Die Glarner marschierten in die Nationalliga B durch, Georg Zug war nun tatsächlich in der zweithöchsten Liga. Und im August 1988 erlebte er eine Sternstunde: Der Stürmer erzielte im «Joggeli» gegen den FC Basel in der 88. Minute das 2:1-Siegtor für den Underdog. Später zog Zug zum benachbarten Rivalen, dem FC Tuggen, bei dem es den Schlachtruf gab: «Wir haben keinen Bahnhof, aber einen Zug!»

Aber Zug blieb Glarner. Er wohnt nach wie vor im Dörfchen Linthal, im hintersten Zipfel des «Zigerschlitzes». Dort arbeitete er neben dem Fussball viele Jahre als Betriebsmechaniker in der Spinnerei – bis diese einging. Heute, kurz vor dem 60. Geburtstag, ist er für die Schokoladenfabrik Läderach tätig.

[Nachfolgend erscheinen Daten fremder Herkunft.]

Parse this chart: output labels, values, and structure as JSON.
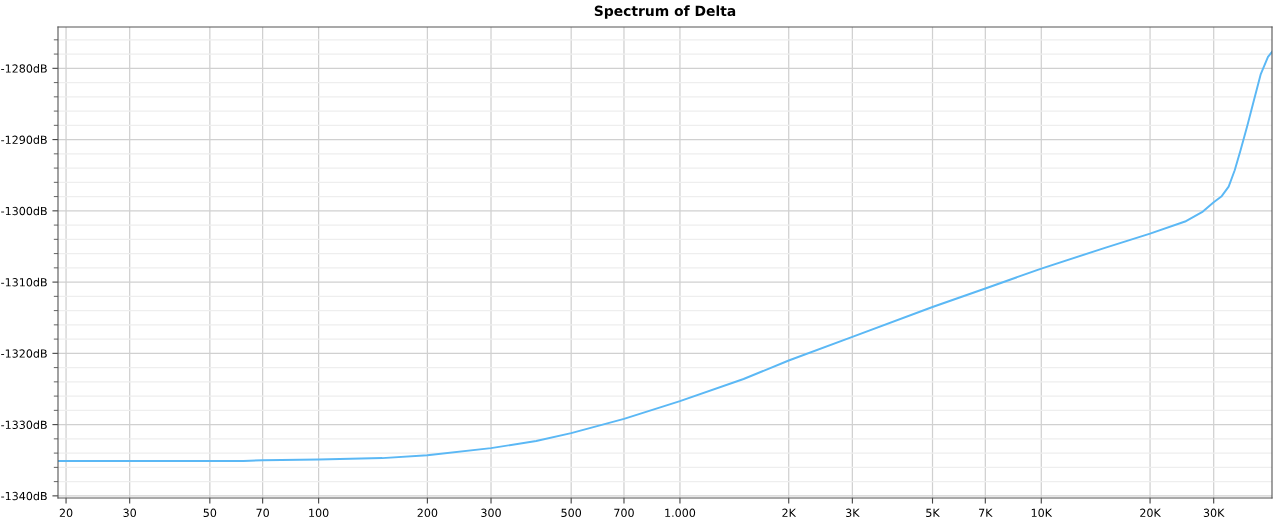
{
  "chart_data": {
    "type": "line",
    "title": "Spectrum of Delta",
    "log": "x",
    "grid": true,
    "marker": "none",
    "line_style": "solid",
    "xlim": [
      19,
      43500
    ],
    "ylim": [
      -1340.3,
      -1274.2
    ],
    "xticks": [
      20,
      30,
      50,
      70,
      100,
      200,
      300,
      500,
      700,
      {
        "value": 1000,
        "label": "1.000"
      },
      {
        "value": 2000,
        "label": "2K"
      },
      {
        "value": 3000,
        "label": "3K"
      },
      {
        "value": 5000,
        "label": "5K"
      },
      {
        "value": 7000,
        "label": "7K"
      },
      {
        "value": 10000,
        "label": "10K"
      },
      {
        "value": 20000,
        "label": "20K"
      },
      {
        "value": 30000,
        "label": "30K"
      }
    ],
    "yticks": [
      {
        "value": -1340,
        "label": "-1340dB"
      },
      {
        "value": -1330,
        "label": "-1330dB"
      },
      {
        "value": -1320,
        "label": "-1320dB"
      },
      {
        "value": -1310,
        "label": "-1310dB"
      },
      {
        "value": -1300,
        "label": "-1300dB"
      },
      {
        "value": -1290,
        "label": "-1290dB"
      },
      {
        "value": -1280,
        "label": "-1280dB"
      }
    ],
    "series": [
      {
        "color": "#5bb8f5",
        "x": [
          19,
          30,
          50,
          62,
          70,
          100,
          150,
          200,
          300,
          400,
          500,
          700,
          1000,
          1500,
          2000,
          3000,
          5000,
          7000,
          10000,
          15000,
          20000,
          25000,
          28000,
          30000,
          31500,
          33000,
          34300,
          35600,
          37200,
          38800,
          40500,
          42400,
          43500
        ],
        "values": [
          -1335.1,
          -1335.1,
          -1335.1,
          -1335.1,
          -1335.0,
          -1334.9,
          -1334.7,
          -1334.3,
          -1333.3,
          -1332.3,
          -1331.2,
          -1329.2,
          -1326.7,
          -1323.6,
          -1321.0,
          -1317.7,
          -1313.5,
          -1310.9,
          -1308.1,
          -1305.2,
          -1303.2,
          -1301.5,
          -1300.1,
          -1298.8,
          -1298.0,
          -1296.6,
          -1294.3,
          -1291.5,
          -1288.0,
          -1284.4,
          -1280.8,
          -1278.4,
          -1277.7
        ]
      }
    ]
  }
}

Andere Deutsche sind unterdessen wieder in ihrer Heimat, weil sie das Glarnerland eingeengt hat. Zug erging es anders, er sagt: «Wenn es mir irgendwo gefällt, gehe ich nicht so schnell weg. Ich bin kein Vagabund.» Und das einstige Stadtkind hat die Freude an Hochtouren gefunden. Es gebe keinen Glarner Berg, den er nicht bestiegen habe. Er sei auch schon auf Viertausendern im Wallis gewesen. Der Job in der Schokoladenfabrik scheint nicht auf seine Hüften zu schlagen. Zug sagt: «Ich bin immer noch bei 77 Kilo.»

Vergessengegangen ist er in Deutschland nicht. Ein Autogrammhändler bietet seine Karte, die aus Zugs Zeit im MSV Duisburg stammt, für 2 Euro 75 im Internet zum Verkauf an.